Fig 1. Mapping in vivo and in vitro nucleosome occupancy using BAC-based enrichment.

(a) Protocols were modified so that permeabilization and micrococcal nuclease digestion occur while embryonic stem cells are attached to the tissue culture surface to improve recovery and digestion reproducibility. The amount of micrococcal nuclease (MNase) in the digestion was titrated so that the mononucleosome band at 147bp is the primary band, without overdigestion. Digests were measured in Worthington Units of MNase * Time of digestion / volume of cell culture (U*min/mL). Lanes 1 and 8: 50bp ladder. Lanes 2–7 range from 2500 U*min/mL to 25,000 U*min/mL of MNase, with ideal digestion in the third condition, 10,000 U*min/mL. This amount of digestion was used in all future experiments. (b) Genomic DNA was purified from embryonic stem cell cultures and combined with histone octamer purified from chicken erythrocytes in a ratio of 100μg:30μg under high salt (2M NaCl) conditions. Removal of salt via dialysis results in reconstituted chromatin, representing histone proteins’ preferred DNA sequences.
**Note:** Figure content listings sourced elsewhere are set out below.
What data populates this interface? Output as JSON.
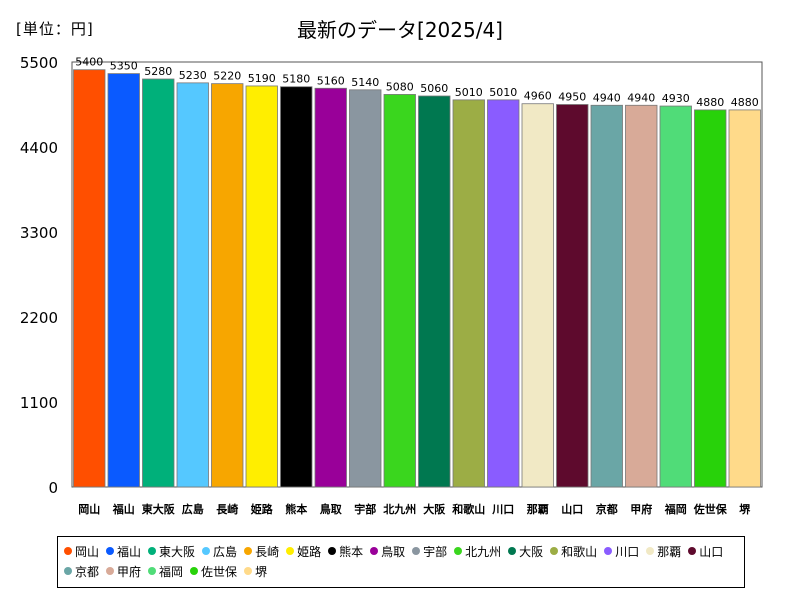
{
  "unit_label": "[単位：円]",
  "chart_data": {
    "type": "bar",
    "title": "最新のデータ[2025/4]",
    "ylim": [
      0,
      5500
    ],
    "yticks": [
      0,
      1100,
      2200,
      3300,
      4400,
      5500
    ],
    "categories": [
      "岡山",
      "福山",
      "東大阪",
      "広島",
      "長崎",
      "姫路",
      "熊本",
      "鳥取",
      "宇部",
      "北九州",
      "大阪",
      "和歌山",
      "川口",
      "那覇",
      "山口",
      "京都",
      "甲府",
      "福岡",
      "佐世保",
      "堺"
    ],
    "values": [
      5400,
      5350,
      5280,
      5230,
      5220,
      5190,
      5180,
      5160,
      5140,
      5080,
      5060,
      5010,
      5010,
      4960,
      4950,
      4940,
      4940,
      4930,
      4880,
      4880
    ],
    "colors": [
      "#ff4f00",
      "#0a5aff",
      "#00b07a",
      "#55c8ff",
      "#f7a600",
      "#ffee00",
      "#000000",
      "#990099",
      "#8a96a0",
      "#3ad61e",
      "#007850",
      "#9cad45",
      "#8a5cff",
      "#f1e9c5",
      "#5e0a2d",
      "#6aa6a6",
      "#d8aa98",
      "#50dc78",
      "#28d20a",
      "#ffda8a"
    ],
    "grid": false,
    "legend_position": "bottom"
  }
}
Reconstituted chromatin was digested with 5 Worthington Units of micrococcal nuclease per 10μg of genomic DNA present, for a digestion of 5 minutes at 37°C (Lanes 1 and 7: 50 bp ladder; Lanes 2–6: digested chromatin). (c) Bacterial Artificial Chromosome (BAC) DNA, which was nicked with biotin-dUTP, was blocked with Cot-1 DNA at a ratio of 100ng:10μg. 1μg of library-adapted mononucleosome DNA was denatured and mixed with BAC DNA. Mononucleosome DNA was hybridized to the corresponding BAC region and was isolated by removing BACs from solution with streptavadin beads, stringently washing the beads, and eluting single stranded DNA from the beads. Double stranded products were amplified using PCR and sent for paired-end sequencing.